# Doctor Who: BBC America, 04-17-10 - New season starts



## Malcontent (Sep 5, 2004)

The return of Doctor Who has been mentioned in the "Now Playing" forum but I thought a post here might be helpful.

It starts airing on BBC American on 4-17-10. Check your season passes.

The new season introduces a new actor playing the Doctor. The actor's name is Matt Smith.


----------



## tvmaster2 (Sep 9, 2006)

Malcontent said:


> The return of Doctor Who has been mentioned in the "Now Playing" forum but I thought a post here might be helpful.
> 
> It starts airing on BBC American on 4-17-10. Check your season passes.
> 
> The new season introduces a new actor playing the Doctor. The actor's name is Matt Smith.


sigh - if only Cox Orange County, Ca. would carry BBC HD, this may be good to watch. Back to the web


----------



## Gavroche (May 27, 2007)

tvmaster2 said:


> sigh - if only Cox Orange County, Ca. would carry BBC HD, this may be good to watch. Back to the web


We don't get it on Comcast here in the Bay Area either... only the SD version.


----------



## sieglinde (Aug 11, 2002)

I get the SD version but since I have an SD TV that is OK for me.


----------



## tiassa (Jul 2, 2008)

sieglinde said:


> I get the SD version but since I have an SD TV that is OK for me.

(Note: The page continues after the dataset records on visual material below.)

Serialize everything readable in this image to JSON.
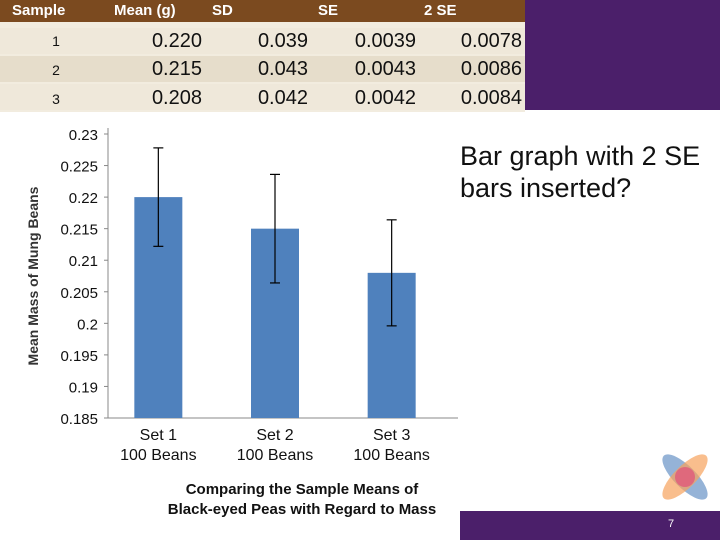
{
  "table": {
    "headers": [
      "Sample",
      "Mean  (g)",
      "SD",
      "SE",
      "2 SE"
    ],
    "rows": [
      {
        "sample": "1",
        "mean": "0.220",
        "sd": "0.039",
        "se": "0.0039",
        "two_se": "0.0078"
      },
      {
        "sample": "2",
        "mean": "0.215",
        "sd": "0.043",
        "se": "0.0043",
        "two_se": "0.0086"
      },
      {
        "sample": "3",
        "mean": "0.208",
        "sd": "0.042",
        "se": "0.0042",
        "two_se": "0.0084"
      }
    ]
  },
  "caption": "Bar graph with 2 SE bars inserted?",
  "page_number": "7",
  "colors": {
    "header_bg": "#7b4a1f",
    "band": "#4b1f6a",
    "bar": "#4f81bd",
    "row_alt": "#e8e1d3"
  },
  "chart_data": {
    "type": "bar",
    "categories": [
      "Set 1\n100 Beans",
      "Set 2\n100 Beans",
      "Set 3\n100 Beans"
    ],
    "category_lines": [
      [
        "Set 1",
        "100 Beans"
      ],
      [
        "Set 2",
        "100 Beans"
      ],
      [
        "Set 3",
        "100 Beans"
      ]
    ],
    "values": [
      0.22,
      0.215,
      0.208
    ],
    "errors": [
      0.0078,
      0.0086,
      0.0084
    ],
    "title": "Comparing the Sample Means of Black-eyed Peas with Regard to Mass",
    "title_lines": [
      "Comparing the Sample Means of",
      "Black-eyed Peas with Regard to Mass"
    ],
    "xlabel": "",
    "ylabel": "Mean Mass of Mung Beans",
    "ylim": [
      0.185,
      0.23
    ],
    "yticks": [
      "0.23",
      "0.225",
      "0.22",
      "0.215",
      "0.21",
      "0.205",
      "0.2",
      "0.195",
      "0.19",
      "0.185"
    ],
    "grid": false
  }
}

I get it in SD, but since it is "letter and Pillar boxed" I just hit the Zoom button on the Tivo and get it full screen (not exactly HD but better than nothing).


----------



## sieglinde (Aug 11, 2002)

Mine is shown full screen. 

The episode was good.


----------



## [email protected] (Dec 1, 2007)

It's OK in SD, I guess. But we watched the "Complete Specials" as a precursor to the new season, and going from a 1080p24 Blu-Ray to an SD broadcast just makes me long for the day we get BBC America HD in the (SF) bay area.


----------